Ergün Diler

ERGÜN DİLER

Tarihi 26 Eylül 2011

Soru-cevap

Devletin, PKK ile görüştüğünü ne zaman öğrendik?
Oslo'da yapılan görüşmenin 13 Eylül'de sızmasıyla..

Görüşmede kimler vardı?
MİT Müsteşar Yardımcısı Afet Güneş, Başbakanlık Müsteşar Yardımcısı Hakan Fidan ile PKK'yı temsilen Zübeyir Aydar, Mustafa Karasu ve Sabri Ok...

Sadece bir kez mi görüşüldü?
Rivayet muhtelif... Ama Rusya ve Erbil'de de bir araya gelindiği söyleniyor.

İki taraf masanın etrafındayken hiç saldırı oldu mu?
Zaten gözden kaçan en büyük ayrıntı bu.
Düşünün bir kere... PKK'nın lideri elinizde.
Terör örgütünün tüm ilişkilerini yürüten üç isim masada karşınızda. Ama yine de saldırılar bir türlü bitmiyor. Her gün ya asker, ya polis şehit düşüyor. Garip değil mi?

Yani?
Ses kaydının sızdığı 13 Eylül'den bu yana kaç şehit verildiğini biliyor muyuz?
Kayıt internete düştüğü gün Şemdinli'de iki asker şehit edildi. Bu tarihten sonra 7 saldırı daha gerçekleştirildi. Kızılay'da hayatını kaybedenlerle birlikte terör 13 günde 21 CAN aldı...

Amaç ne?
Bütün olay PKK'nın silah bırakmasını engellemek. Barışın önüne geçmek. Bunun için eylemler artarak devam ediyor.
Hükümeti de çözümden uzak tutmanın en iyi yolu da bu zaten...

Kararı kim veriyor?
PKK'nın hem içinde hem de dışında olan TAK... Bu yapı, görüşmelere katılan PKK'nın üç isminden de emir almaz.
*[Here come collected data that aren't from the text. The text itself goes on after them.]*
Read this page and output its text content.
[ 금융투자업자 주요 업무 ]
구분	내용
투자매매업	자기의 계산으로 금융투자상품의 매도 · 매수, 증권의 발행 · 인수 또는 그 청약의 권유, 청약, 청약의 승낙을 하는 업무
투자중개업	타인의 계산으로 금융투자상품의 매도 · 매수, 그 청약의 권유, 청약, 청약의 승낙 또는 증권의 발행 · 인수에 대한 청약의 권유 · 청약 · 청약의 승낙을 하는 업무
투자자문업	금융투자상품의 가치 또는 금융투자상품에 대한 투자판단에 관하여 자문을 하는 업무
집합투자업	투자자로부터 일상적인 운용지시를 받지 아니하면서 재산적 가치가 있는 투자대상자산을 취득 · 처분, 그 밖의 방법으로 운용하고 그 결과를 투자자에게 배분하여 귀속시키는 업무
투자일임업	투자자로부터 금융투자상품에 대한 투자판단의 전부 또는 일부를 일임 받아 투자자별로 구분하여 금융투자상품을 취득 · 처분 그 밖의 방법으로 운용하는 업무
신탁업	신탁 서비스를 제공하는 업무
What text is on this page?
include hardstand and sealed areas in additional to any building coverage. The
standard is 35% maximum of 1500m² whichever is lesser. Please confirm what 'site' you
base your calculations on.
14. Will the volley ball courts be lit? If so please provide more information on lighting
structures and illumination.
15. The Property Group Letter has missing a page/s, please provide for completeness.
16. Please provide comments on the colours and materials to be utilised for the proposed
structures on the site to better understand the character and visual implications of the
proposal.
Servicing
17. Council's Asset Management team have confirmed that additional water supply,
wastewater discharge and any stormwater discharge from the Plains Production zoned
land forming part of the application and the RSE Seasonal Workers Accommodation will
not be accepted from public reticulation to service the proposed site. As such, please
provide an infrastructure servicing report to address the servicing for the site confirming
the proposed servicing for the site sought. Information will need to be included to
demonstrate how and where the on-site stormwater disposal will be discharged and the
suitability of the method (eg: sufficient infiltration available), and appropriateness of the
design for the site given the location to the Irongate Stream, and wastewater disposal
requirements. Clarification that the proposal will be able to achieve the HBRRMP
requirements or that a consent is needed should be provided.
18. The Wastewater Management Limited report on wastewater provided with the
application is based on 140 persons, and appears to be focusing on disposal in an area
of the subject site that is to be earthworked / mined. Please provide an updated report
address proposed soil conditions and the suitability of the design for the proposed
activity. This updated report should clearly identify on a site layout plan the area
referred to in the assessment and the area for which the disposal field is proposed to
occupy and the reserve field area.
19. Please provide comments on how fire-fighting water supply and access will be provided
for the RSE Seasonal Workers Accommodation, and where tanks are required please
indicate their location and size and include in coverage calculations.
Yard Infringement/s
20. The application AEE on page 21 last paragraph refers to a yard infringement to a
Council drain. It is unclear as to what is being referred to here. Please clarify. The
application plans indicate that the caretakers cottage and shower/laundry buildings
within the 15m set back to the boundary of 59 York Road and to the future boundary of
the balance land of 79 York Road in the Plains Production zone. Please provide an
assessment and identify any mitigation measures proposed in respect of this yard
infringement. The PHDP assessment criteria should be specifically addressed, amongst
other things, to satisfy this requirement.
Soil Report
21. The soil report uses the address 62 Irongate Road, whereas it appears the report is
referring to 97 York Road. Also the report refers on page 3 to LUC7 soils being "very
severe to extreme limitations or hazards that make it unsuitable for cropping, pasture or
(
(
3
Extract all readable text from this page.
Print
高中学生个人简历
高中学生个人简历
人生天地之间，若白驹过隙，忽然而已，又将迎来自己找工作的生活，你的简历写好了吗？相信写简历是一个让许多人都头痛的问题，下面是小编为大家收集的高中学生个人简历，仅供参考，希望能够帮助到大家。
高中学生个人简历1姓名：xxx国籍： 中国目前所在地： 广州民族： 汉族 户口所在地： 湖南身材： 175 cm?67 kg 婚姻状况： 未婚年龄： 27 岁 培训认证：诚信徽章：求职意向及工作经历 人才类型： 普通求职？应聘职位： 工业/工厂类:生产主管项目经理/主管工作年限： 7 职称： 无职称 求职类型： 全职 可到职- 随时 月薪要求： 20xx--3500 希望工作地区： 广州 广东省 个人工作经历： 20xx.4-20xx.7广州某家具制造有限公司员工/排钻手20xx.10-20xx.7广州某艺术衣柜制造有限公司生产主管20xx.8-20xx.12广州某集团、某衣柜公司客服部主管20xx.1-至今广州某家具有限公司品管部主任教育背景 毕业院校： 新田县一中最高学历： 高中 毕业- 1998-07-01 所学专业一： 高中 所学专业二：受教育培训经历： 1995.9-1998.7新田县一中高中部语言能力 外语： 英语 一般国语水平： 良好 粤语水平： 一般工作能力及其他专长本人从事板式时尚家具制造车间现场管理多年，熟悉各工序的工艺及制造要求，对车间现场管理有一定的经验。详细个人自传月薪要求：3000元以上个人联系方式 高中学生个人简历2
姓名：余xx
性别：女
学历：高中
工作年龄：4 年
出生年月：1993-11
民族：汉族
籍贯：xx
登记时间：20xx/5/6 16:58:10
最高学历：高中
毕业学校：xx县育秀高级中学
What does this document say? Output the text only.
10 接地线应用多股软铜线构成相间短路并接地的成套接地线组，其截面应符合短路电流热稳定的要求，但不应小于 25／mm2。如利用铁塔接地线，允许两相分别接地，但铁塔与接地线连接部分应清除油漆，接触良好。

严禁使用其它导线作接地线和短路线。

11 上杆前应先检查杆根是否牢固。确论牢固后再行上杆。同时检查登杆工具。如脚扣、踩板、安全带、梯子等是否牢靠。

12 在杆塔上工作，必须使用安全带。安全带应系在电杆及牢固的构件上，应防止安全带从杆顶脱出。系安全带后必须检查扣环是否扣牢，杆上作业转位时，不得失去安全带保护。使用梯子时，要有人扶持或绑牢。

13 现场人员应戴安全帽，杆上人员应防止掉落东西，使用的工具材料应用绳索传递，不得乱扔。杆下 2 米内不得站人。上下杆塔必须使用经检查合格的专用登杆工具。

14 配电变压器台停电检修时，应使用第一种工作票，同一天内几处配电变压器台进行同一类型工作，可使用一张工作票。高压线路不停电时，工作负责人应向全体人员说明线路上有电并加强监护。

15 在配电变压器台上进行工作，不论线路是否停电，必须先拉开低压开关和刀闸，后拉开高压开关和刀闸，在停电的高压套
Para kaynakları takip edilirse sınır dışına çıktığı görülür.

TAK'ı dış güçler mi besliyor?
Zaten başındaki SİVİL KÜRT taşeron olarak tanınır. Her kabın şeklini alır. Parayı veren düdüğü çalar yani... Dış bağlantıları olmakla birlikte en büyük desteği içeriden alıyor. Yanından ayırmadığı bir YÜZBAŞI vardı. İletişimi onun aracılığıyla sağlardı.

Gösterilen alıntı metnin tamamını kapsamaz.